The emergence of antifungal resistance calls for continued research efforts to better guide healthcare providers in treatment selection and outcomes. Unlike bacterial infections, treatment of superficial fungal infections is mainly limited to allylamines (terbinafine) and azoles (itraconazole). Here, we aim to update our current understanding of resistance mechanisms against allylamine and azole antifungals in the Trichophyton genus. Resistance development has been demonstrated in vitro by challenging Trichophyton isolates with allylamines or azoles at levels below the minimum inhibitory concentration (MIC), which corroborates the observation of clinical resistance.

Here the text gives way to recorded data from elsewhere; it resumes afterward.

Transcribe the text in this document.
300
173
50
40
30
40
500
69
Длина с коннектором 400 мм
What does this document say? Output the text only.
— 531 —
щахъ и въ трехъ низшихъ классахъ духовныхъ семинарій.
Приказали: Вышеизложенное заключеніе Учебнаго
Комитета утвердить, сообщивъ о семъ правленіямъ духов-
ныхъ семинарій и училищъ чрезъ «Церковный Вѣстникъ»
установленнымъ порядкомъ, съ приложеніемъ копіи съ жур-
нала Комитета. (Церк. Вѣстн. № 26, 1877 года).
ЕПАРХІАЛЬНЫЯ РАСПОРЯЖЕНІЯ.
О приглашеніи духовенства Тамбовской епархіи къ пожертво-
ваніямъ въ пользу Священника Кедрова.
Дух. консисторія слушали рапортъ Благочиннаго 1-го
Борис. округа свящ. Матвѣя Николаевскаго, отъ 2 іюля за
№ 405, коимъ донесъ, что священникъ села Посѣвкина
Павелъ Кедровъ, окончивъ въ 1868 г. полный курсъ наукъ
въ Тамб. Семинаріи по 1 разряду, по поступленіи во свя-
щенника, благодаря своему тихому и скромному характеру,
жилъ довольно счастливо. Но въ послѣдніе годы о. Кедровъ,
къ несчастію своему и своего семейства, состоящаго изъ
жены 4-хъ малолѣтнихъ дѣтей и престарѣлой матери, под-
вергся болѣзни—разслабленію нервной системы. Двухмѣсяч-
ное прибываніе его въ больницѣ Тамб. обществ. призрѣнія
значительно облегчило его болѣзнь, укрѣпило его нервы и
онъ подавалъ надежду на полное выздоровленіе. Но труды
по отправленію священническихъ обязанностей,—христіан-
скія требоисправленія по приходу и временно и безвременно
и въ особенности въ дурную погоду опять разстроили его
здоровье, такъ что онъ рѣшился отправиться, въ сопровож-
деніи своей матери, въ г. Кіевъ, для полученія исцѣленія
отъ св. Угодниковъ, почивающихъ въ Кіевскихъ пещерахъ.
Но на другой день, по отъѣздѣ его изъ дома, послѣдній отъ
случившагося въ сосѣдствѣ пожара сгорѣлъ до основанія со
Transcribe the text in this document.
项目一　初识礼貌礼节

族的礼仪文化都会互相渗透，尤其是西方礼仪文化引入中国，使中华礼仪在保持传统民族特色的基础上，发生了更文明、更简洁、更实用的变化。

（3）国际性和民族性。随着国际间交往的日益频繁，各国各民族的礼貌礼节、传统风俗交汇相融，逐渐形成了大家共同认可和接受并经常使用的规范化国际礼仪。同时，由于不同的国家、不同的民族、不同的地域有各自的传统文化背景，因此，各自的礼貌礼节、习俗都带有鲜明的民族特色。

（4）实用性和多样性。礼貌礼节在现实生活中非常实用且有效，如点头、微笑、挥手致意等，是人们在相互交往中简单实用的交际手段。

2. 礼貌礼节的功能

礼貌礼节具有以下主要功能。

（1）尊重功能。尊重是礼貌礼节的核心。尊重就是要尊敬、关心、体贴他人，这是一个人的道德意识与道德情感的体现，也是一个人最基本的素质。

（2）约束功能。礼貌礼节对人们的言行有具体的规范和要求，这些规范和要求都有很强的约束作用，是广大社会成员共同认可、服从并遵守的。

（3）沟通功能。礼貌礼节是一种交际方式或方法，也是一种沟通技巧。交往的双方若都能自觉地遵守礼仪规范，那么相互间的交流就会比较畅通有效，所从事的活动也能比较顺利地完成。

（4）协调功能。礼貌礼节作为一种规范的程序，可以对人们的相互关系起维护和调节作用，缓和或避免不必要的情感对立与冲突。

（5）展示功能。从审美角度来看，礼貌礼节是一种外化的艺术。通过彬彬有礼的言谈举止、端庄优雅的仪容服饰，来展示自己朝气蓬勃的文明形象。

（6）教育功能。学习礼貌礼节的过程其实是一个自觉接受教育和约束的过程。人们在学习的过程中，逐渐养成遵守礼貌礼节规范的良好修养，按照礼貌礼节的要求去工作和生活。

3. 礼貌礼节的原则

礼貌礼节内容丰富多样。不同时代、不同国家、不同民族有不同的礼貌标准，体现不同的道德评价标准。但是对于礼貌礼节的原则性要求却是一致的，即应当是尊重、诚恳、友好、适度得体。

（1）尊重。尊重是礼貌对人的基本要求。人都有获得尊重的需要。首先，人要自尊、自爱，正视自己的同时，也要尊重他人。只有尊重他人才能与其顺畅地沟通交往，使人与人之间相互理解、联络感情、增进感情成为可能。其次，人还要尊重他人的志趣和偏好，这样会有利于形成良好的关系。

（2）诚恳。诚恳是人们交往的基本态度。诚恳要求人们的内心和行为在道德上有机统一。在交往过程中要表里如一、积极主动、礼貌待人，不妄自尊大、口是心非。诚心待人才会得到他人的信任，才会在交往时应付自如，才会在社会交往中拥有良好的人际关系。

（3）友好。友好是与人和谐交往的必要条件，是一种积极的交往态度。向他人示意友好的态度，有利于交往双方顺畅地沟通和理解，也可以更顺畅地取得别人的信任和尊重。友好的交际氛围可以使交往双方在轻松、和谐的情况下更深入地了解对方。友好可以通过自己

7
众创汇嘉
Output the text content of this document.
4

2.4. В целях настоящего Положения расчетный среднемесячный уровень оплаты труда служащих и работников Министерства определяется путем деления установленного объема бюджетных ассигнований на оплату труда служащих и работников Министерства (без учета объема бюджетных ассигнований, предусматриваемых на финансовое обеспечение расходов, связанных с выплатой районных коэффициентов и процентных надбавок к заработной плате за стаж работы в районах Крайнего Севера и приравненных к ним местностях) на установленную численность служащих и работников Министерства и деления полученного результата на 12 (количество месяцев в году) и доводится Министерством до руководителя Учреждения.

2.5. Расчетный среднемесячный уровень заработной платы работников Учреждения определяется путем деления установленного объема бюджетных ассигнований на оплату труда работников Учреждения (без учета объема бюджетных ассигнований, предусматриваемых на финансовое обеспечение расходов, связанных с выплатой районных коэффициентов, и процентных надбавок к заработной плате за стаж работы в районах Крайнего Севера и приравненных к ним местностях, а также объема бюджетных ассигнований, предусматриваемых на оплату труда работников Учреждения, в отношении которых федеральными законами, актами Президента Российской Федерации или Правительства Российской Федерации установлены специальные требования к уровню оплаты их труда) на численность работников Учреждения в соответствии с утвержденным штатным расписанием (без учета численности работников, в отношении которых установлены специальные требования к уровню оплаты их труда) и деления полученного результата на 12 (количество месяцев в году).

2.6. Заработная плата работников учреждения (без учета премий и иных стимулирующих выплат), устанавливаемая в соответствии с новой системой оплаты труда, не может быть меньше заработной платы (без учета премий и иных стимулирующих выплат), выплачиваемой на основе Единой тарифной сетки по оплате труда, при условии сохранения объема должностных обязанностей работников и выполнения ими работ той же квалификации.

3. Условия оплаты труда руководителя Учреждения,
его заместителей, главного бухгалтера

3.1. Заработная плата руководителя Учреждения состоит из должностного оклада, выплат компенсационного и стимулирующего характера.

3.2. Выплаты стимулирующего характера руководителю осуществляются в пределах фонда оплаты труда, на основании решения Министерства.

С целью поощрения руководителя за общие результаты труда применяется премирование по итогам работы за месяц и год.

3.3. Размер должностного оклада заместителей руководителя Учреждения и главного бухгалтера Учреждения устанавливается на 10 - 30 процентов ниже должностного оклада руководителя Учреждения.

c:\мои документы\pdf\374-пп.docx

Frequently reported mechanisms of resistance include: (I) Alterations of the drug target by single-nucleotide variations (SNVs) of the SQLE/ERG1 and ERG11 genes
in particular, SQLE SNVs (Leu393Phe, Leu393Ser, and Phe397Leu) have been frequently reported in isolates with high terbinafine MICs
(II) overexpression of the target enzyme for azoles (ERG11) and downstream genes in the ergosterol biosynthesis pathway can decrease the effective drug concentration as well as prevent the depletion of ergosterol and the accumulation of toxic sterol intermediates
(III) the up-regulation of drug efflux channels-belonging to the ABC superfamily (PDR1, MDR2, MDR3, MDR4), MFS superfamily (MFS1), or Pma1 (plasma membrane ATPase 1)-can reduce the effective concentrations of terbinafine and azoles. The possibility of multidrug resistance has been shown in Trichophyton strains, of both human and animal origins, harboring multiple resistance mechanisms (e.g., target alteration/overexpression and drug efflux channels). Tackling the issue of antifungal resistance will require an integrated approach with multidisciplinary efforts including surveillance initiatives and antifungal stewardship programs. However, these efforts are hampered by the current limited accessibility of antifungal susceptibility testing as well as the limited choice of antifungals available in routine practice. A better understanding of resistance mechanisms could help develop targeted, molecular-based assays.